Roasted Carrot & Chickpea Bowl with Tahini Dressing (makes 5 meals)
Carrots
6-8 large carrots
2 T olive oil
Salt and pepper
Greens
2 T olive oil
2 large bunches of greens (kale, collards, etc.) chopped, or 1 bag of the pre-chopped stuff
1 large onion, thinly sliced
2 T apple cider vinegar
Salt and pepper
2 cans of chickpeas, drained and rinsed
20 oz of your favorite protein
Dressing
3 T tahini
Juice of 1 lemon
Salt
1 t garlic powder
I prepare the following items in advance, which are put together daily for a lunch bowl. To reheat, I use the microwave if I’m at work, or saute protein and veggies in a nonstick pan and then add the dressing.
To make the carrots:
Preheat oven to 400 degrees. Slice the carrots in half lengthwise, then cut horizontally into thirds (resulting in some nice chunks). Toss with olive oil, salt and pepper and spread across a baking sheet. Roast for 20 minutes, toss, and roast 20 minutes more, until well cooked through and starting to caramelize on the edges. Store in an air tight container.
To make the greens:
Heat olive oil in a large skillet over medium heat. Add the onion and saute until it becomes translucent, about 5 minutes. Add the greens and saute until they are wilted but still green, about 10 minutes (you may need to add the greens in batches, which is ok). Add salt, pepper and vinegar and toss to combine. Store in an airtight container.
To make the dressing:
In a small bowl, combine all ingredients into a thick paste.
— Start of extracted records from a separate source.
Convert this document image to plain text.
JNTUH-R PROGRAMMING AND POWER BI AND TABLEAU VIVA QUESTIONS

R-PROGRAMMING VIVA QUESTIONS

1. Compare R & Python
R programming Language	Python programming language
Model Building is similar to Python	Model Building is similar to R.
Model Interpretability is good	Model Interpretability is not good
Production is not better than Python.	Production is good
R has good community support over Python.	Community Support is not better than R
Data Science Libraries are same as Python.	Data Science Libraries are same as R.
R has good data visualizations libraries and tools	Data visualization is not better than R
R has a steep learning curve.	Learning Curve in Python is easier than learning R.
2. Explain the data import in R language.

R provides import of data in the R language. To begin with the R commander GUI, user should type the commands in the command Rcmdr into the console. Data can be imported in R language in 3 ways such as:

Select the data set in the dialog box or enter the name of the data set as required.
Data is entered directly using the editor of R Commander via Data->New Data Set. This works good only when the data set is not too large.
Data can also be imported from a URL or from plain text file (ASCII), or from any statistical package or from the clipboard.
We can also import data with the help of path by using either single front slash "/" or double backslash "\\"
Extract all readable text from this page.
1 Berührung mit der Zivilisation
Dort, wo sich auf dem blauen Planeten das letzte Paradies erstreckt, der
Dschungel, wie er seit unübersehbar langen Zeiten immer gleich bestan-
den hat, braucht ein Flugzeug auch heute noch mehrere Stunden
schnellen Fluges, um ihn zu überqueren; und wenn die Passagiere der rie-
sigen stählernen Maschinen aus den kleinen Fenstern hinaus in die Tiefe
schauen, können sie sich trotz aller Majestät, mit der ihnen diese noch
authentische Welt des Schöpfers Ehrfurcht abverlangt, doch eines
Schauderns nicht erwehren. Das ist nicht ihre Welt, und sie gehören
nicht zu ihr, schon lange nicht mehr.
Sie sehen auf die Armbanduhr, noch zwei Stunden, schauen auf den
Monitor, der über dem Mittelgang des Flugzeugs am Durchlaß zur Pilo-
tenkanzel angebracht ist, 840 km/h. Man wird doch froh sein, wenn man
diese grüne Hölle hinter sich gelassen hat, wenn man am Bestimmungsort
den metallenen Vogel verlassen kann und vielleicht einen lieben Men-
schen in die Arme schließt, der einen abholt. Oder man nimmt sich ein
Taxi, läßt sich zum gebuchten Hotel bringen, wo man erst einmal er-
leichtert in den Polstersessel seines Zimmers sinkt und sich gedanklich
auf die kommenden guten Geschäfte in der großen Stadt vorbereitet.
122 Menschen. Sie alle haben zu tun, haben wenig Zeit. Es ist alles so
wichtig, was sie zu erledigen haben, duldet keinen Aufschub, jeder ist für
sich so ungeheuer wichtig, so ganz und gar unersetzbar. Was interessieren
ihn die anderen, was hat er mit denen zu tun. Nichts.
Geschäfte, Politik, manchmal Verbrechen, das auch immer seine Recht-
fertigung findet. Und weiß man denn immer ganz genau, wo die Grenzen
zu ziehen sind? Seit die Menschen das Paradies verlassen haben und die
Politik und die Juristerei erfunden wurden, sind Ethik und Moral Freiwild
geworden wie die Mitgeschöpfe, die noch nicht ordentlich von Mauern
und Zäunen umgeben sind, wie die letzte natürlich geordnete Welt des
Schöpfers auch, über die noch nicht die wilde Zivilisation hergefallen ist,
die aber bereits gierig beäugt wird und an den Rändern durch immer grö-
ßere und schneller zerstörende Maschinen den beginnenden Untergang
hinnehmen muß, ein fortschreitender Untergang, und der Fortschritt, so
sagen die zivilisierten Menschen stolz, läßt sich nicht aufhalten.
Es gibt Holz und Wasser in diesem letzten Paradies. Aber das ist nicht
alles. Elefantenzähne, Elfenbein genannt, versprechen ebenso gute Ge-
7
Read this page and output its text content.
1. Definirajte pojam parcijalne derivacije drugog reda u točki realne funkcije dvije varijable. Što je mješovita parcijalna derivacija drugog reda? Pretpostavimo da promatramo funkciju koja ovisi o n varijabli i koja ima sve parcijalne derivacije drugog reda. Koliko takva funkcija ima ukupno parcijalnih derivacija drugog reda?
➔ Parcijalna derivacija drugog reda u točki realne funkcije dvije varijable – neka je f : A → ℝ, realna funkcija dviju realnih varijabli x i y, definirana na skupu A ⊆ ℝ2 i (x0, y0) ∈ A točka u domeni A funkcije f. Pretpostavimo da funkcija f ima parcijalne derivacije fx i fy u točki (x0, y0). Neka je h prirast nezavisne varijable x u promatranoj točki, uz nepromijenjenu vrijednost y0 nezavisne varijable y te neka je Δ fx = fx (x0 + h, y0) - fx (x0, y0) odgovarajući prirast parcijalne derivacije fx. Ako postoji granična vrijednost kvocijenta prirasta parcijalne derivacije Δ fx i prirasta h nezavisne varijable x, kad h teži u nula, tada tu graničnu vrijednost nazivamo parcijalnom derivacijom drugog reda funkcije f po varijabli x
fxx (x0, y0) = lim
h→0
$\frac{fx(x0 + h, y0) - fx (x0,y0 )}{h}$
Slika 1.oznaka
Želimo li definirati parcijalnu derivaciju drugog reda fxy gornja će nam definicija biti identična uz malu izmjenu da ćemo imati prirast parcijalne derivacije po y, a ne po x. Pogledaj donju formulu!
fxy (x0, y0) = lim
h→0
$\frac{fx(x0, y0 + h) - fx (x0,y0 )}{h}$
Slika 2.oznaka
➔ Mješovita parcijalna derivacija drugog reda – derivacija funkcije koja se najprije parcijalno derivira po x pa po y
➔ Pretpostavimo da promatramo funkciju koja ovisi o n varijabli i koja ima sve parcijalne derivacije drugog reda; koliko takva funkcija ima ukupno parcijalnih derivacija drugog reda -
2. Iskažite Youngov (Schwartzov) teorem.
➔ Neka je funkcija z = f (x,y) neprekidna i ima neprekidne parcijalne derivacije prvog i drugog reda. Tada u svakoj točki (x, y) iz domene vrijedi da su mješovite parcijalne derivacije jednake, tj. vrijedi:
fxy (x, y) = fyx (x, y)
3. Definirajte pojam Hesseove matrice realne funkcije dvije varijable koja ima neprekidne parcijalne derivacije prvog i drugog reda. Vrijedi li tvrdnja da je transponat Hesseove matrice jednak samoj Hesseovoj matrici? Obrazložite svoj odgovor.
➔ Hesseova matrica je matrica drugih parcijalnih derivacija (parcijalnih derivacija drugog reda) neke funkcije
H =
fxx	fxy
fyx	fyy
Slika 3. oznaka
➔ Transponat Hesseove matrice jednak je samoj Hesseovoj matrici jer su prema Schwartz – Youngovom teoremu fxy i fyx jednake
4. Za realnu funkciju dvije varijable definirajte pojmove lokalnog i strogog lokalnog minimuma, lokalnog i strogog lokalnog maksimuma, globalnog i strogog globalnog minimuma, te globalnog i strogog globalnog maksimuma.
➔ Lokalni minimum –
Add water, a tablespoon at a time, to obtain your desired consistency (I like ranch dressing consistency which is thin but still sticks to the veggies)
To put the bowl together:
Divide the carrots, greens, chickpeas and protein into 5 containers (or just serve 1/5 into a container on the day of). Heat either in the microwave or toss in a lightly oiled nonstick skillet until warmed through. Drizzle with dressing and enjoy.